Quali progetti state mettendo in campo per contribuire a questa ricostruzione?

“Stiamo costruendo canali di contatto per supportare gli insegnanti nell’affrontare alcune problematiche che gli studenti possono trovarsi a condividere con loro. Abbiamo lanciato un programma rivolto ai bambini dai 6 agli 11 anni su YouTube con gli influencer. Stiamo lavorando a stretto contatto col Miur per capire come adattare le tecnologie che abbiamo a disposizione a una generazione di ragazzi che vuole partecipare, essere presente, testimoniare un impegno per il proprio futuro. Dobbiamo riorganizzare la scuola sulla base di quelle che sono le loro esigenze”.

Come deve cambiare la scuola durante e dopo la pandemia?

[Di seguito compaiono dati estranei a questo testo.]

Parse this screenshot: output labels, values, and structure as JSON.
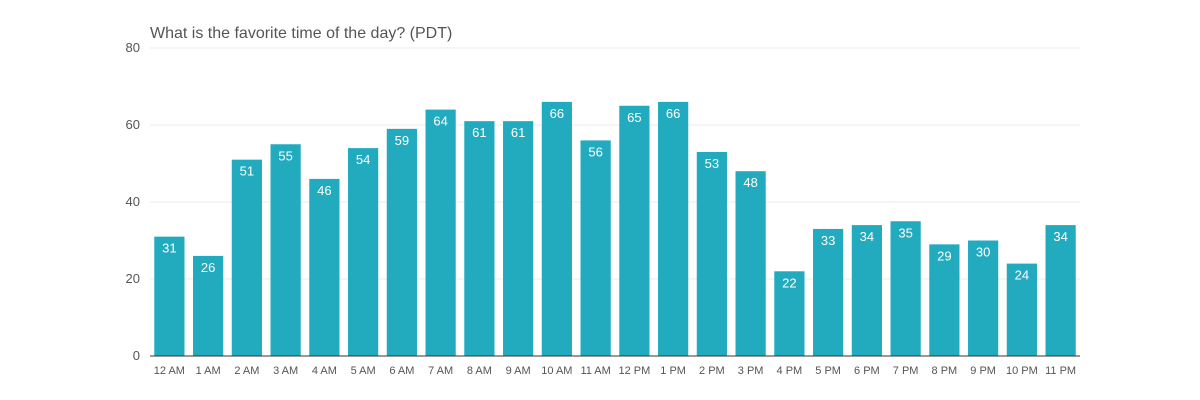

“È necessario uno sforzo enorme. Quello che io vedo oggi è una scuola molto preoccupata, quasi paralizzata dal problema di come tornare in aula in sicurezza. È un atteggiamento che non riguarda solo la ministra dell’Istruzione, ma che percepisco in tutto il mondo degli adulti che oggi si chiede: ‘Che ne sarà dei nostri ragazzi?’ Dobbiamo metterci a pensare, trovare delle risposte, ascoltare i ragazzi perché in molti casi loro delle risposte le hanno già. Dobbiamo creare delle iniziative, degli hackathon, riconoscendo loro il ruolo di co-progettatori. Possiamo usare dei giochi che loro conoscono, da Minecraft a Fortnite, per creare progetti formativi. Dobbiamo provare a costruire anche delle reti emotive, non solo legate all’apprendimento. Questo vuol dire valutare tutta una serie di opportunità mettendoci ad ascoltare molto di più i ragazzi”.

Che tipo di attività ha in mente per questi mesi primaverili ed estivi?

“Penso a iniziative collettive in strutture pubbliche e dell’associazionismo. È necessario iniziare subito, già nei prossimi mesi: se la scuola resta chiusa, bisogna trovare il modo di offrire ai ragazzi attività educative, sociali e sportive, con la dovuta e necessaria distanza di sicurezza. Il digitale resta uno strumento fondamentale, ma dobbiamo iniziare a ridare senso al rapporto emotivo e relazionale tra le persone. Per i mesi a venire immagino attività e iniziative in tutta Italia che possano essere occasioni di incontro e di immaginazione del futuro. Non penso a un’estate di vacanza, perché purtroppo non è il momento di fare soste improprie: c’è bisogno di ripartire”.

Ma in quali luoghi, in quali spazi, visto che la scuola non è considerata un luogo sicuro?

“Dobbiamo trovare altri spazi e altre opportunità in cui i ragazzi possano incontrarsi. Ricominciare l’anno scolastico in quelle aule che la stessa ministra ha definito “pollaio” non è certo il massimo. Basta mettere in gioco le risorse che hanno tanti enti locali, religiosi e altri per individuare nuovi spazi che possono essere utili alla comunità dei ragazzi. Il mondo associativo e dello sport popolare ha delle potenzialità notevoli, si tratta di organizzarle per la salute e il benessere di tutti. Va ripensato il nostro modo di vedere il futuro, e va fatto a partire dai bambini e dai ragazzi”.